[BRON: www.penoactueel.nl/management/strategie/ethiek-morele-zwijgzaamheid-4543.html]
05-okt 2009
Door Ronald Jeurissen, hoogleraar bedrijfsethiek Nyenrode
Het recente rapport ‘En waar was de patiënt…?’, over het disfunctioneren van neuroloog Jansen van Medisch Spectrum Twente, biedt een ontluisterend beeld van wat er moreel mis kan gaan in een organisatie.

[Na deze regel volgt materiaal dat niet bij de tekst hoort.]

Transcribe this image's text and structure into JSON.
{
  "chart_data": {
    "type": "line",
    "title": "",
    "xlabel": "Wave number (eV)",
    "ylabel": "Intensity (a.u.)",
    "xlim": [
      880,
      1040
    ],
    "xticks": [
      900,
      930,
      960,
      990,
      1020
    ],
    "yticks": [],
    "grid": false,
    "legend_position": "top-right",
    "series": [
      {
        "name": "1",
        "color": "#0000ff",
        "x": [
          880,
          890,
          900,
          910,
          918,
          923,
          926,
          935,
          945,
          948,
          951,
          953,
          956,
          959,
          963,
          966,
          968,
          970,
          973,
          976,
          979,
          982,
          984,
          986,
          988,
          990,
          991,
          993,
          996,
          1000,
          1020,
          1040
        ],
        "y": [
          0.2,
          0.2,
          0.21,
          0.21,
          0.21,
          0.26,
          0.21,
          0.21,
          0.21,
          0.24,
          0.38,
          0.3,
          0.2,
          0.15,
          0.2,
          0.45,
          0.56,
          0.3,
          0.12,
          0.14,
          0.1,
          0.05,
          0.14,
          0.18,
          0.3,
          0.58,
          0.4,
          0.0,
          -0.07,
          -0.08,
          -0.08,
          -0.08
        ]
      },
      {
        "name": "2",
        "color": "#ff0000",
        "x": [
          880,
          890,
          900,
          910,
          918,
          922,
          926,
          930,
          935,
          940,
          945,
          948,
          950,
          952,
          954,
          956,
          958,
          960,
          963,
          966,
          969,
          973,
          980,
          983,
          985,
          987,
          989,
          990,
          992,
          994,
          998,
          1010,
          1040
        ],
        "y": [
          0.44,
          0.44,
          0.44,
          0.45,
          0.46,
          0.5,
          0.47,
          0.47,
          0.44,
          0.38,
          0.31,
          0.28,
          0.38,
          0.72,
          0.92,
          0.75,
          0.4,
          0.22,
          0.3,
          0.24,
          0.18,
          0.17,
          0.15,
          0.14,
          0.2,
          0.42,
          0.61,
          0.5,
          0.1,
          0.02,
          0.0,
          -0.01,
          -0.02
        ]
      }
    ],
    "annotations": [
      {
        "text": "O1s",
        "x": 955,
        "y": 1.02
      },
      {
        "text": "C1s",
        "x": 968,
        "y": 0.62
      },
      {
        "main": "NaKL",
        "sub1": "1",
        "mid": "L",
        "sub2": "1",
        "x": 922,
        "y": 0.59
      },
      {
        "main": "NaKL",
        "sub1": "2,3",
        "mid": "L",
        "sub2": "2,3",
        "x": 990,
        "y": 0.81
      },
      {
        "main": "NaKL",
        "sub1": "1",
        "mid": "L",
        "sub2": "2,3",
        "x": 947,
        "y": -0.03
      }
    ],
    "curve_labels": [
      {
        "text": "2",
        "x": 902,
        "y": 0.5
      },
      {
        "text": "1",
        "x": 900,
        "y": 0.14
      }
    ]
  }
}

Jansen kon meer dan tien jaar lang doorgaan met medische wanpraktijken (medicijnverslaving, gebrekkige dossiervoering), zonder dat er effectief tegen werd opgetreden vanuit de organisatie. Velen in het ziekenhuis wisten van zijn feilen, of hadden ernstige vermoedens. Een enkele collega waarschuwde de Raad van Bestuur, maar er werd pas na vele jaren aarzelen eindelijk ingrepen. Het volgende citaat komt uit het rapport ‘En waar was de patiënt…?’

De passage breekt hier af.